The output voltage specification on a PSU

Image 5: The output voltage specification on a PSU. Source: E3D.

If the PSU does not have any information on the output voltage, it can be checked with the help of a voltmeter or multimeter. It should be kept in mind that electronic equipment should always be handled with utmost care and safety measures. The correct detecting of the output voltage of a 3D printer is demonstrated in a tutorial video by Anycubic

Video 1: A tutorial on how to detect and replace a PSU. Source: Anycubic.

This process can be resumed in the following 3 steps:

  1. Before touching the PSU or disconnecting any wires, the printer should be disconnected from the outlet. If there are no ESD safety measures in place, such as a grounding mat, grounding can be done by touching anything that is metal, for example a radiator. The accumulated current will go into the metal because the metal is a better conductor of electricity.
  2. Then, after 30 seconds, the PSU of the 3D printer can be touched safely. It’s crucial to make sure to avoid ESD events near the 3D printer. Even if the discharage goes unnoticed, is felt upon discharge, it can still damage the printer’s electronic components. The 30 second period is crucial as some cheaper boards/PSUs are not equipped with bleed resistors to quickly discharge capacitors.
  3. The third step is to check the voltage in all the output terminals, being very careful not to touch or short the input AC power terminals. The reading on the voltmeter should be nearly the same as the indicated output voltage. A slightly higher voltage will help with an underpowered heatbed, other components may be overpowered.

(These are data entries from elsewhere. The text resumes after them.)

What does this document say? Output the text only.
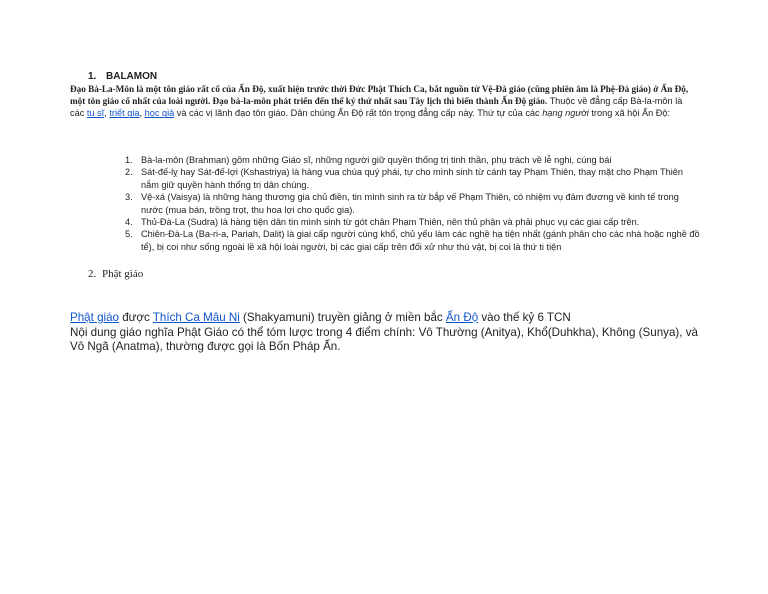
1. BALAMON

Đạo Bà-La-Môn là một tôn giáo rất cổ của Ấn Độ, xuất hiện trước thời Đức Phật Thích Ca, bắt nguồn từ Vệ-Đà giáo (cũng phiên âm là Phệ-Đà giáo) ở Ấn Độ, một tôn giáo cổ nhất của loài người. Đạo bà-la-môn phát triển đến thế kỷ thứ nhất sau Tây lịch thì biến thành Ấn Độ giáo. Thuộc về đẳng cấp Bà-la-môn là các tu sĩ, triết gia, học giả và các vị lãnh đạo tôn giáo. Dân chúng Ấn Độ rất tôn trọng đẳng cấp này. Thứ tự của các hạng người trong xã hội Ấn Độ:

1. Bà-la-môn (Brahman) gồm những Giáo sĩ, những người giữ quyền thống trị tinh thần, phụ trách về lễ nghi, cúng bái
2. Sát-đế-lỵ hay Sát-đế-lợi (Kshastriya) là hàng vua chúa quý phái, tự cho mình sinh từ cánh tay Phạm Thiên, thay mặt cho Phạm Thiên nắm giữ quyền hành thống trị dân chúng.
3. Vệ-xá (Vaisya) là những hàng thương gia chủ điền, tin mình sinh ra từ bắp vế Phạm Thiên, có nhiệm vụ đảm đương về kinh tế trong nước (mua bán, trồng trọt, thu hoa lợi cho quốc gia).
4. Thủ-Đà-La (Sudra) là hàng tiện dân tin mình sinh từ gót chân Phạm Thiên, nên thủ phận và phải phục vụ các giai cấp trên.
5. Chiên-Đà-La (Ba-ri-a, Pariah, Dalit) là giai cấp người cùng khổ, chủ yếu làm các nghề hạ tiện nhất (gánh phân cho các nhà hoặc nghề đồ tể), bị coi như sống ngoài lề xã hội loài người, bị các giai cấp trên đối xử như thú vật, bị coi là thứ ti tiện
2. Phật giáo

Phật giáo được Thích Ca Mâu Ni (Shakyamuni) truyền giảng ở miền bắc Ấn Độ vào thế kỷ 6 TCN
Nội dung giáo nghĩa Phật Giáo có thể tóm lược trong 4 điểm chính: Vô Thường (Anitya), Khổ(Duhkha), Không (Sunya), và Vô Ngã (Anatma), thường được gọi là Bốn Pháp Ấn.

Knowing the output voltage of the PSU and the 3D printer is crucial to correctly choosing the printer’s components and avoiding dangerous consequences of underpowering or overpowering the components and the 3D printer. While 3D printers can operate on both 12 V and 24 V PSUs, or even have the option to switch between voltages, the more advantageous option is a 24 V PSU, as it requires less power to produce the same amount of current, its wiring is smaller, and it offers some benefits to the performance of the 3D printer.